Bei Protesten gegen die Corona-Politik der deutschen Regierung nahe dem Reichstagsgebäude in Berlin hat die Polizei Wasserwerfer eingesetzt. Die Einsatzkräfte begannen Mittwochmittag mit dem Besprühen der Menschen, nachdem diese von den Beamten zuvor mehrmals zum Gehen aufgefordert worden waren. Journalisten vor Ort berichteten zudem von Rangeleien und dem Einsatz von Tränengas. Die Demonstranten schrien und pfiffen mit Trillerpfeifen.

„Die Versammlung auf der Straße des 17. Juni wurde vom Versammlungsleiter um 12.06 Uhr für beendet erklärt“, twitterte die Polizei. Ein Sprecher verwies zudem auf eine Auflösungsaufforderung durch die Beamten, die den Bereich am Brandenburger Tor betreffe. Hintergrund seien Verstöße gegen das Infektionsschutzgesetz.
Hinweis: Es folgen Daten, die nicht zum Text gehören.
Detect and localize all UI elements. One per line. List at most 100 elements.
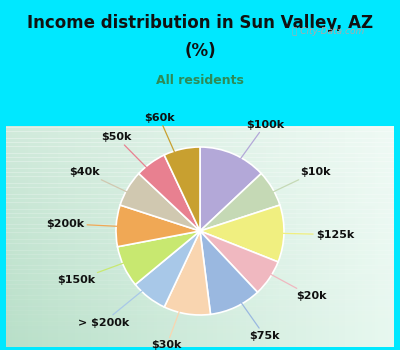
Wedge shape (116, 205, 200, 247)
Bar (2, 161, 398, 165)
Bar (108, 124, 112, 348)
Bar (2, 307, 398, 311)
Wedge shape (200, 147, 261, 231)
Bar (2, 176, 398, 180)
Bar (94, 124, 98, 348)
Bar (62, 124, 66, 348)
Bar (184, 124, 188, 348)
Bar (2, 191, 398, 195)
Bar (141, 124, 145, 348)
Bar (2, 314, 398, 318)
Bar (2, 295, 398, 300)
Bar (332, 124, 336, 348)
Bar (233, 124, 237, 348)
Bar (187, 124, 191, 348)
Bar (2, 303, 398, 307)
Bar (2, 220, 398, 225)
Bar (58, 124, 62, 348)
Bar (279, 124, 283, 348)
Bar (259, 124, 264, 348)
Bar (210, 124, 214, 348)
Bar (385, 124, 389, 348)
Text: $40k: $40k (70, 167, 162, 209)
Bar (306, 124, 310, 348)
Bar (375, 124, 379, 348)
Wedge shape (200, 231, 278, 292)
Bar (2, 243, 398, 247)
Bar (388, 124, 392, 348)
Bar (157, 124, 161, 348)
Bar (2, 344, 398, 348)
Bar (2, 180, 398, 184)
Bar (372, 124, 376, 348)
Bar (2, 150, 398, 154)
Bar (292, 124, 296, 348)
Bar (2, 232, 398, 236)
Wedge shape (200, 231, 258, 314)
Bar (147, 124, 151, 348)
Bar (71, 124, 76, 348)
Text: $100k: $100k (217, 120, 284, 191)
Bar (230, 124, 234, 348)
Bar (2, 292, 398, 296)
Bar (269, 124, 274, 348)
Bar (74, 124, 79, 348)
Bar (111, 124, 115, 348)
Bar (45, 124, 49, 348)
Bar (226, 124, 230, 348)
Bar (2, 202, 398, 206)
Bar (81, 124, 85, 348)
Bar (98, 124, 102, 348)
Bar (150, 124, 154, 348)
Bar (216, 124, 221, 348)
Bar (2, 262, 398, 266)
Wedge shape (200, 174, 280, 231)
Text: > $200k: > $200k (78, 266, 173, 328)
Wedge shape (139, 155, 200, 231)
Bar (194, 124, 198, 348)
Text: $10k: $10k (238, 167, 330, 209)
Bar (2, 198, 398, 203)
Bar (2, 164, 398, 169)
Bar (2, 284, 398, 288)
Bar (2, 310, 398, 315)
Bar (378, 124, 382, 348)
Bar (2, 183, 398, 188)
Bar (368, 124, 372, 348)
Bar (2, 157, 398, 162)
Bar (22, 124, 26, 348)
Bar (365, 124, 369, 348)
Bar (18, 124, 22, 348)
Bar (326, 124, 330, 348)
Bar (114, 124, 118, 348)
Bar (2, 146, 398, 150)
Bar (180, 124, 184, 348)
Text: ⓘ City-Data.com: ⓘ City-Data.com (292, 27, 364, 36)
Bar (65, 124, 69, 348)
Bar (84, 124, 89, 348)
Bar (358, 124, 362, 348)
Bar (200, 124, 204, 348)
Bar (319, 124, 323, 348)
Bar (68, 124, 72, 348)
Bar (2, 336, 398, 341)
Bar (101, 124, 105, 348)
Bar (2, 280, 398, 285)
Bar (2, 332, 398, 337)
Bar (5, 124, 10, 348)
Bar (91, 124, 95, 348)
Bar (348, 124, 353, 348)
Text: $125k: $125k (244, 230, 354, 240)
Bar (2, 251, 398, 255)
Bar (160, 124, 164, 348)
Bar (296, 124, 300, 348)
Bar (2, 340, 398, 344)
Bar (299, 124, 303, 348)
Bar (266, 124, 270, 348)
Bar (352, 124, 356, 348)
Wedge shape (118, 231, 200, 285)
Bar (2, 329, 398, 333)
Bar (2, 224, 398, 229)
Bar (391, 124, 396, 348)
Bar (32, 124, 36, 348)
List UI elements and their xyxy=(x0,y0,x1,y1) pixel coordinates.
Weiter hieß es von der Behörde: „Da die ehemaligen Teilnehmenden der Versammlung in Höhe Platz des 18. März der Verpflichtung, den Ort zu verlassen, nicht nachkamen, wurden die Menschen soeben von unseren Wasserwerfern beregnet.“

Den Aufforderungen zum Tragen von Mund-Nase-Schutz und zum Abstandhalten waren viele der Demonstranten nicht gefolgt. Nach ersten Schätzungen der Polizei hatten sich mehrere Tausend Menschen in der Hauptstadt versammelt, um gegen die Corona-Politik der deutschen Regierung zu protestieren.